Ruddock has been in Parliament for more than forty-two years.  He was elected to the seat of Parramatta, in western Sydney, at a by-election in 1973.  In 1977 he switched to a new seat nearby, called Dundas, and he held it until 1993, when it was abolished.  From there he switched to the seat of Berowra, in northern Sydney, where he’s been ever since.

When the Liberal-National Coalition won office in 1996, after thirteen years out of office, Ruddock became Immigration Minister, and he held that post for a number of years.  It was during his time there, in 2001, that immigration suddenly became a hot political issue, particularly the question of people trying to sail to Australia on leaky boats from countries to the north, often after paying people smugglers to put them on boats, and how the Coalition sought to stop the arrival of these “boat people”.  A quietly-spoken person, Ruddock himself wasn’t overly vocal during the intense debate over this issue, but he was firm in arguing the Coalition Government’s case.  Indeed when a Federal election came later that year, Ruddock drew massive applause from the Coalition’s faithful supporters during Coalition campaigning when Prime Minister John Howard mentioned him – the cheers among the Coalition faithful were arguably as great for Ruddock as they were for Howard.  Amid this environment came a memorable “we will decide who comes to this country” declaration from Howard, with people remembering it, regardless of whether they agreed or not.

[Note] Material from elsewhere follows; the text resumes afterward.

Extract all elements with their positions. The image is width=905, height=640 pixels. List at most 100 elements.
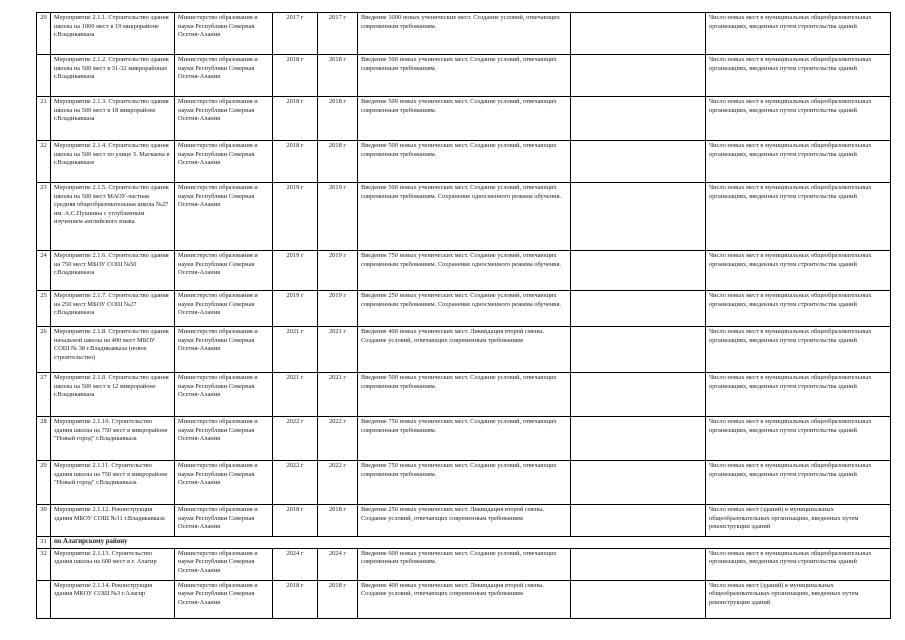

Because the Coalition’s policies succeeded in stopping the arrival of boat people, many Liberals came to hold Ruddock in high regard.  After the Coalition lost office to the Labor Party in 2007, Labor reversed the Coalition’s policies, and boat people started coming again, so it was unsurprising that the Coalition restored its policies when it returned to office in 2013, with boat arrivals subsequently stopping again.  Of course, the immigration debate in 2001 upset lots of people around the country, and some Liberal MPs felt that the Coalition was too harsh – this is why I deliberately say that “many” Liberals, rather than all, regard Ruddock highly.

Having been in Parliament for so long, Ruddock has seen the Coalition’s fortunes change over time.  In late 1972, a year before Ruddock’s arrival, the Coalition parties lost office for the first time in decades, and they seemed to regard their loss as illegitimate.  Ruddock therefore would’ve watched them fight ruthlessly to return to office in 1975, seem to dither until losing office in 1983, go through years of interal warfare over leadership, lose another four elections, return to office in 1996, survive a few close elections, lose office in 2007 after appearing stale, almost win in 2010, and fight ruthlessly until returning to office in 2013.  He’d have also watched his political opponents go through highs and lows, and watched Australia go through both economic boom times and recessions.

I dare say that Ruddock has many interesting stories to tell about events in Parliament during his time there, which public mightn’t already know.  He might’ve seen coming what political events might’ve surprised us all when they happened.  Hopefully he’ll have passed on his wealth of knowledge and insight for the Liberals in particular to remember.

Sadly the wrong reasoning looks to have seen Ruddock depart.  Of course, many people will miss him, and many will be glad to see the back of him.  But he really deserved to depart on his terms after almost forty-three years in Parliament.  Few like him last as long as that.